Unzulässigkeit eines ordnungsbehördlich in der Form der Allgemeinverfügung erlassenen Verbots des aktiven Bettelns im öffentlichen Raum (Bereich der Innenstadt), wenn das aggressive und verkehrsbehindernde Betteln in dem entsprechenden räumlichen Geltungsbereich zugleich durch ordnungsbehördliche Verordnung untersagt ist.

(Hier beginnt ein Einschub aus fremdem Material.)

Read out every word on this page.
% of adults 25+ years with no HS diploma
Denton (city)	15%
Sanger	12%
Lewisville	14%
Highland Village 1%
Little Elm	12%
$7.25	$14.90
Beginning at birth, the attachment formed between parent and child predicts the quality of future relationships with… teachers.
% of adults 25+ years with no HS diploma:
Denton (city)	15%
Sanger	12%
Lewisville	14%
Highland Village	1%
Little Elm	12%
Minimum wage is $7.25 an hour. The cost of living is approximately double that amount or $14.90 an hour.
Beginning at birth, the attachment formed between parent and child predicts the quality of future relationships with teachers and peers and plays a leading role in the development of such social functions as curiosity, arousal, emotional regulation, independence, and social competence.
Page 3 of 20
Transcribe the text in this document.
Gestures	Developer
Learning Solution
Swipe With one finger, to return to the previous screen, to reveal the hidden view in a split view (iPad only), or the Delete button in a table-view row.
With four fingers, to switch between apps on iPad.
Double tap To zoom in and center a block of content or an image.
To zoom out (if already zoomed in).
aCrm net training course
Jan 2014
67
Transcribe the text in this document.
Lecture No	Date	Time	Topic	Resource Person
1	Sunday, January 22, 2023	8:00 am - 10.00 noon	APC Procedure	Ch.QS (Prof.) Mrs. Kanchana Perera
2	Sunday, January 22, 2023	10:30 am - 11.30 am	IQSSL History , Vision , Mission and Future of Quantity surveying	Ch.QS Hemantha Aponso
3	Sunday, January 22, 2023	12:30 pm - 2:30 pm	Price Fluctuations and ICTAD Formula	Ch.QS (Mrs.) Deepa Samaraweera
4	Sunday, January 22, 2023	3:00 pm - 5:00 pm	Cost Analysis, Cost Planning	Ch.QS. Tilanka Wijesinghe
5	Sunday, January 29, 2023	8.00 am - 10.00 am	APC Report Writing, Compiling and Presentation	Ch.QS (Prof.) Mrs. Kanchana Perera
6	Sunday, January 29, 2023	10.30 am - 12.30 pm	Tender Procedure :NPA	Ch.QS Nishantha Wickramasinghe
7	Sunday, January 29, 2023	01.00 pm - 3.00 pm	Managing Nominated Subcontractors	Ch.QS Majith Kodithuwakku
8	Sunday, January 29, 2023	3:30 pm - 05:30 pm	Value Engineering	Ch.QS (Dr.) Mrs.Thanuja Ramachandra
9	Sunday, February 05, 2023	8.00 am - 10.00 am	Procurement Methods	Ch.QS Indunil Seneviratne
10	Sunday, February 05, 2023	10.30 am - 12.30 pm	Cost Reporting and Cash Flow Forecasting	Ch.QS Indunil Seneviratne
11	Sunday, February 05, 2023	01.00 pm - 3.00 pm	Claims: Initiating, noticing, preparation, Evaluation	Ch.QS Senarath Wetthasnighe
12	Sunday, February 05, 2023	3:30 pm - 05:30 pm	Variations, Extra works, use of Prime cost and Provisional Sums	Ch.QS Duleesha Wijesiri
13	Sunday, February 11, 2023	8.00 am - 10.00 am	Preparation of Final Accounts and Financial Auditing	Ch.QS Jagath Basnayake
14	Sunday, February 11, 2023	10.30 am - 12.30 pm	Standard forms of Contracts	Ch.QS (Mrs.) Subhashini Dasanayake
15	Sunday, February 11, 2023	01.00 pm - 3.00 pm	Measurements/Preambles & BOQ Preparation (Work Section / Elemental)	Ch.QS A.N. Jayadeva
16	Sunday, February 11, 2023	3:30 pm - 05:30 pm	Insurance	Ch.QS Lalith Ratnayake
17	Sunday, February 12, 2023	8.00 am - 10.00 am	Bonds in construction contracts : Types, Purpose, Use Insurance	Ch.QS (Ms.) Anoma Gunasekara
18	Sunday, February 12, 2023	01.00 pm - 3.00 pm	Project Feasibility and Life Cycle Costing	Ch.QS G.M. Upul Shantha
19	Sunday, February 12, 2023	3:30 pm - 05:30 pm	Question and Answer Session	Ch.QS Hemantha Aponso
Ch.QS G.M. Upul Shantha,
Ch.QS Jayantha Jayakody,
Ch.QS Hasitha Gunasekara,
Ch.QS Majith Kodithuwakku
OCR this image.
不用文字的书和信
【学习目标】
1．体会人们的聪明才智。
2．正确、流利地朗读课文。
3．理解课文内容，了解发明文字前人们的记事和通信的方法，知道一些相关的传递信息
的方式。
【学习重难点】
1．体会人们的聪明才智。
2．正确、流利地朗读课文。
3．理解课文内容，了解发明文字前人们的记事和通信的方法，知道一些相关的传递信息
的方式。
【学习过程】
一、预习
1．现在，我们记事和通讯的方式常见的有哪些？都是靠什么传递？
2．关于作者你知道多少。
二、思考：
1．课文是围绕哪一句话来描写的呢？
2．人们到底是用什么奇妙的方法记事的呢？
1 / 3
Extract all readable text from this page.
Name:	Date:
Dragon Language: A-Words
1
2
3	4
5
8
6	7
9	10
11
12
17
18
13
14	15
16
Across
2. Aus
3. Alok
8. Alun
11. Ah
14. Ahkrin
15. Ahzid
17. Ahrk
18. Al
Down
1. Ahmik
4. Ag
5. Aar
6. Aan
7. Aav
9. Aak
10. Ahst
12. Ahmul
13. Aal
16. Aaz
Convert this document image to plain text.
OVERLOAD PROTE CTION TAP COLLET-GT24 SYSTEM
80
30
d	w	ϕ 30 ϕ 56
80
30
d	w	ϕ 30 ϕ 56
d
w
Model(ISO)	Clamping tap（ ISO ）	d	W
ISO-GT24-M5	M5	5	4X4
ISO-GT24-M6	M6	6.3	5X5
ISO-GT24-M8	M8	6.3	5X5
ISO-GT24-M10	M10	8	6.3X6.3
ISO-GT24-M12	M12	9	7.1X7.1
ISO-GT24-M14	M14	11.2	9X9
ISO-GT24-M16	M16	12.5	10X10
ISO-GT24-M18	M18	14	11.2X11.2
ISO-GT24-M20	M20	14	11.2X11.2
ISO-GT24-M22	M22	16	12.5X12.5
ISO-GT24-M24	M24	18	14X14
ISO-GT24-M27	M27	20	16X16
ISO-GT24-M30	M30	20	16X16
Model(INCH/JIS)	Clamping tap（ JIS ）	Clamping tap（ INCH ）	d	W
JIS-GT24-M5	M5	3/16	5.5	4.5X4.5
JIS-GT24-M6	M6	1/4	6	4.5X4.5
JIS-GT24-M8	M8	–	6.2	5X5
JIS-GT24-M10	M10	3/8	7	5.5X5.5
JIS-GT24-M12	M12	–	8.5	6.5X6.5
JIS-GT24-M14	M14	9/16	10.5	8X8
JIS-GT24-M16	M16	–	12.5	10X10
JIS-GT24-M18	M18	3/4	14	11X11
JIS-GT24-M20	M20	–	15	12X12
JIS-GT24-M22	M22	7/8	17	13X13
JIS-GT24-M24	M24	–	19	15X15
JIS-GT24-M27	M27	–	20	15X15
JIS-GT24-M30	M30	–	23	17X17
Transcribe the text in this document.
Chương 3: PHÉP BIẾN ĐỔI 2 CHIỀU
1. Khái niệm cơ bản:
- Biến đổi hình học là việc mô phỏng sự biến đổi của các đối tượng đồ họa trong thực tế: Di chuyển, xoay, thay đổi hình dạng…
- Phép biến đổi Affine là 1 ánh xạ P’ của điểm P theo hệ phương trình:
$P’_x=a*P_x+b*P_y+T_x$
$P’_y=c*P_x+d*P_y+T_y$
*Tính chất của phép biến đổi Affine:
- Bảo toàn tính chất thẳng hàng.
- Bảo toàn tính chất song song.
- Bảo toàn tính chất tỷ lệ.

Zu der Frage, ob der Stadtrat das Bettelverbot in Form einer Allgemeinverfügung, d. h. eines Verwaltungsaktes, erlassen durfte, wenn mit dem Verbot die Stadt der – aus ihrer Sicht – typischerweise mit bestimmten Bettelformen einhergehenden Gefahr für die öffentliche Sicherheit und Ordnung im Innenstadtbereich entgegenwirken möchte, und der Rat der Stadt hierzu bereits im gesamten Stadtgebiet – und damit auch im räumlichen Geltungsbereich der angefochtenen Allgemeinverfügung – ein entsprechendes Bettelverbot durch ordnungsbehördliche Verordnung erlassen hat. Ein konkreter Anlass, der es ausnahmsweise rechtfertigt, das Bettelverbot für den Bereich der Innenstadt aufgrund einer bestehenden konkreten Gefahrenlage zusätzlich durch Verwaltungsakt auszusprechen, besteht nicht. Ein solcher lässt sich insbesondere nicht mit den gesteigerten Verstößen im Bereich der Innenstadt gegen das bereits bestehende Bettelverbot rechtfertigen. Denn insoweit realisiert sich gerade die (nur) abstrakte Gefahr, dass Bettler ihren Bettelhandlungen in denjenigen städtischen Bereichen nachgehen, in denen ein erhöhter Publikumsverkehr zu verzeichnen ist. Typischerweise sind Bettler zu den Geschäftsöffnungszeiten in der publikumsmäßig hochfrequentierten Innenstadt und nicht etwa in Wohn- oder Gewerbegebieten anzutreffen. Daher spricht vieles dafür, dass die Stadt das ausgesprochene Verbot des „aktiven Bettelns“ allenfalls in der ordnungsbehördlichen Verordnung, wie sie für das gesamte Stadtgebiet bereits existiert, hätte erlassen dürfen, nicht aber durch einen diese verordnungsrechtliche Regelung nur wiederholenden Verwaltungsakt.

Zur Abgrenzung einer ordnungsbehördlichen Verordnung (§ 27 OBG NRW) von einer ordnungsbehördlichen Allgemeinverfügung (§ 14 Abs. 1 OBG NRW).

Zur Unbeestimmtheit eines durch Allgemeinverfügung angeordneten Bettelverbots, das weder vom Adressatenkreis befolgt noch von den die Einhaltung überwachenden Mitarbeitern des Ordnungsamtes überprüft und vollstreckt werden. Weder aus der Bestimmung selbst noch aus deren Begründung lässt sich hinreichend deutlich entnehmen, welche Bettelhandlungen nunmehr verboten und welche weiterhin erlaubt sind. So enthält Satz 2 der angefochtenen Regelung bereits sprachlich-inhaltlich keinen vollständigen Satz, was die Verständlichkeit erheblich erschwert. Auch sonst ist nicht eindeutig erkennbar, wann zulässiges „stilles Betteln“ und wann verbotenes „aktives Betteln“ vorliegt. Richtet sich eine behördliche Anordnung, wie hier, an einen rechtsunkundigen Personenkreis, der zudem häufig über keinen festen Wohnsitz und damit über wenig Hab und Gut verfügt, muss sich der Verbotsinhalt umso klarer unmittelbar aus dem Verfügungstenor ergeben.